The extension of the above scheme into two beam provides a probabilistic entanglement distillation protocol for the two-mode squeezed state (Fig. 2). The output state is non-Gaussian. For practical photon detectors which fail the precise discrimination of photon numbers, the output state turn out a mixed state. The quantification of entanglement of such a state is highly non-trivial. Our recent results concern the quantification by the mutual information gain in the dense coding scheme as an operational measure (Fig. 3), and by the logarithmic negativity as an monotone measure without any external parameters but an intrinsic entanglement.
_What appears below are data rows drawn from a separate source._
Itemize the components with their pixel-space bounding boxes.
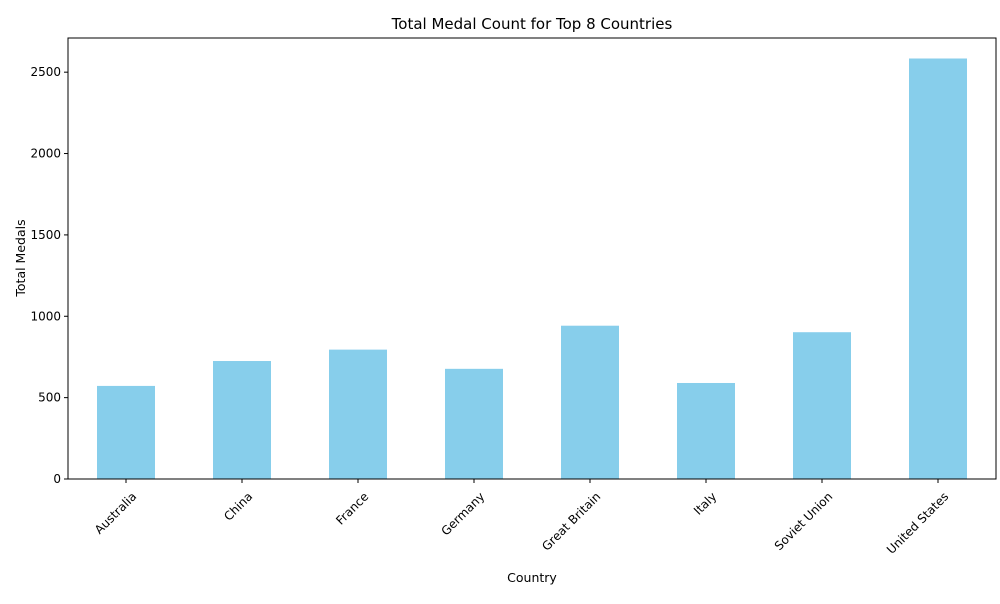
x-tick-label: France [333, 489, 371, 527]
bar-france [329, 349, 387, 479]
y-tick-label: 1500 [30, 228, 61, 242]
x-tick-label: Australia [92, 489, 139, 536]
bar-germany [445, 368, 503, 479]
y-tick-label: 1000 [30, 309, 61, 323]
chart-title: Total Medal Count for Top 8 Countries [391, 15, 673, 33]
y-tick-label: 0 [53, 472, 61, 486]
x-axis-label: Country [507, 570, 557, 585]
y-tick-label: 500 [38, 391, 61, 405]
x-tick-label: China [221, 489, 255, 523]
bar-soviet-union [793, 332, 851, 479]
plot-area: 0 500 1000 1500 2000 2500 Australia China France… [30, 37, 997, 557]
y-axis-label: Total Medals [13, 219, 28, 297]
x-tick-label: Italy [691, 489, 719, 517]
x-tick-label: Germany [438, 489, 487, 538]
y-tick-label: 2500 [30, 65, 61, 79]
bar-china [213, 361, 271, 479]
bar-italy [677, 382, 735, 479]
bar-australia [97, 385, 155, 479]
x-tick-label: Soviet Union [772, 489, 836, 553]
x-tick-label: Great Britain [539, 489, 603, 553]
plot-frame [67, 37, 997, 480]
x-tick-label: United States [884, 489, 951, 556]
bar-united-states [909, 58, 967, 479]
y-tick-label: 2000 [30, 147, 61, 161]
bar-great-britain [561, 325, 619, 479]
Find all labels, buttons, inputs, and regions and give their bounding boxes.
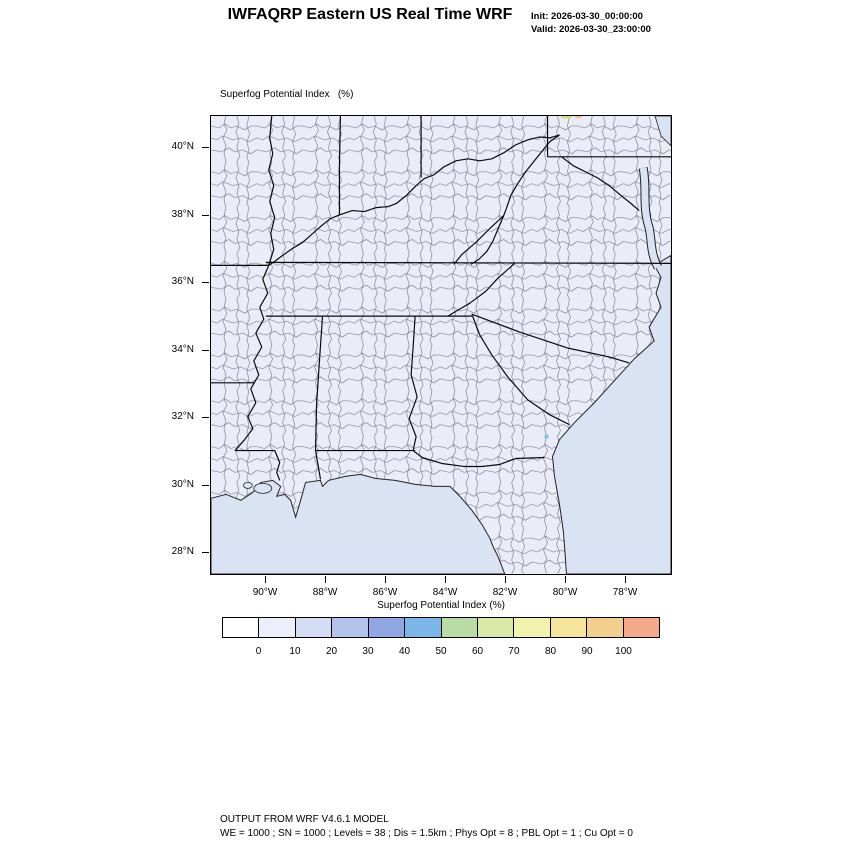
colorbar-cell <box>405 618 442 637</box>
lon-tick-label: 88°W <box>312 587 338 598</box>
lon-tick <box>325 576 326 583</box>
colorbar-tick-label: 100 <box>615 646 632 657</box>
lon-tick-label: 80°W <box>552 587 578 598</box>
colorbar-cell <box>623 618 660 637</box>
colorbar-title: Superfog Potential Index (%) <box>377 600 505 611</box>
init-time-label: Init: 2026-03-30_00:00:00 <box>531 11 643 22</box>
lat-tick <box>202 214 209 216</box>
lat-tick-label: 32°N <box>171 411 194 422</box>
chesapeake-bay <box>639 167 662 270</box>
lon-tick <box>505 576 506 583</box>
colorbar-cell <box>259 618 296 637</box>
footer-line-1: OUTPUT FROM WRF V4.6.1 MODEL <box>220 814 389 825</box>
lat-tick-label: 40°N <box>171 141 194 152</box>
colorbar-cell <box>332 618 369 637</box>
colorbar-tick-label: 90 <box>581 646 593 657</box>
lon-tick <box>565 576 566 583</box>
lon-tick <box>445 576 446 583</box>
lat-tick <box>202 282 209 283</box>
colorbar-tick-label: 30 <box>362 646 374 657</box>
model-run-meta: Init: 2026-03-30_00:00:00 Valid: 2026-03… <box>531 10 651 36</box>
colorbar-cell <box>368 618 406 637</box>
colorbar-cells <box>222 617 660 638</box>
lon-tick-label: 78°W <box>612 587 638 598</box>
latitude-axis: 40°N 38°N 36°N 34°N 32°N 30°N 28°N <box>0 115 210 575</box>
lon-tick <box>625 576 626 583</box>
page-title: IWFAQRP Eastern US Real Time WRF <box>227 6 513 23</box>
state-borders <box>211 116 671 481</box>
colorbar-cell <box>550 618 588 637</box>
map-svg <box>211 116 671 574</box>
lat-tick <box>202 349 209 351</box>
lake-pontchartrain <box>253 482 273 494</box>
lon-tick-label: 82°W <box>492 587 518 598</box>
colorbar-cell <box>223 618 260 637</box>
longitude-axis: 90°W 88°W 86°W 84°W 82°W 80°W 78°W <box>210 576 672 606</box>
colorbar-cell <box>514 618 551 637</box>
lat-tick-label: 30°N <box>171 478 194 490</box>
field-label: Superfog Potential Index (%) <box>220 89 354 100</box>
atlantic-ocean <box>552 254 671 574</box>
colorbar-tick-label: 20 <box>325 646 338 657</box>
lon-tick-label: 84°W <box>432 587 458 598</box>
lon-tick <box>265 576 266 583</box>
lat-tick-label: 38°N <box>171 208 194 220</box>
colorbar-cell <box>587 618 624 637</box>
lat-tick <box>202 552 209 553</box>
footer-line-2: WE = 1000 ; SN = 1000 ; Levels = 38 ; Di… <box>220 827 633 839</box>
colorbar-tick-label: 60 <box>471 646 484 657</box>
delaware-bay <box>654 116 671 147</box>
superfog-speck <box>544 434 549 439</box>
valid-time-label: Valid: 2026-03-30_23:00:00 <box>531 24 651 35</box>
colorbar-tick-label: 70 <box>508 646 520 657</box>
lat-tick-label: 28°N <box>171 546 194 557</box>
lat-tick <box>202 484 209 486</box>
colorbar-cell <box>441 618 478 637</box>
lon-tick-label: 90°W <box>252 587 278 598</box>
superfog-speck <box>561 116 572 119</box>
lat-tick-label: 36°N <box>171 276 194 287</box>
colorbar-tick-label: 0 <box>255 646 262 657</box>
lat-tick-label: 34°N <box>171 343 194 355</box>
footer-text: OUTPUT FROM WRF V4.6.1 MODEL WE = 1000 ;… <box>220 813 633 840</box>
lake-maurepas <box>242 482 253 489</box>
map-frame <box>210 115 672 575</box>
colorbar-cell <box>295 618 333 637</box>
colorbar-tick-label: 10 <box>289 646 301 657</box>
lon-tick-label: 86°W <box>372 587 398 598</box>
colorbar-tick-label: 40 <box>398 646 411 657</box>
superfog-speck <box>575 116 582 118</box>
colorbar-labels: 0 10 20 30 40 50 60 70 80 90 100 <box>222 646 660 660</box>
lat-tick <box>202 417 209 418</box>
colorbar-tick-label: 50 <box>435 646 447 657</box>
colorbar-cell <box>477 618 515 637</box>
gulf-of-mexico <box>211 473 506 574</box>
lon-tick <box>385 576 386 583</box>
lat-tick <box>202 147 209 148</box>
colorbar-tick-label: 80 <box>544 646 557 657</box>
Typical numerical results are shown in Figs. 4 and 5. It was found that whenever the gain is seen in terms of the mutual information of the dense coding (smaller side of ), one can say that the intrinsic entanglement increases as measured by the logarithmic negativity. For further implications and discussions of our results can be seen on the following publications;

"Effective squeezing enhancement via measurement-induced non-Gaussian operation and its application to the dense coding scheme, " A. Kitagawa, M. Takeoka, K. Wakui, and M. Sasaki,

Phys. Rev. A 72, 022334 (2005); quant-ph/0503049.

"Entanglement evaluation of non-Gaussian states generated by photon subtraction from squeezed states," A. Kitagawa, M. Takeoka, M. Sasaki, and A. Chefles, Phys. Rev. A 73, 042310 (2006).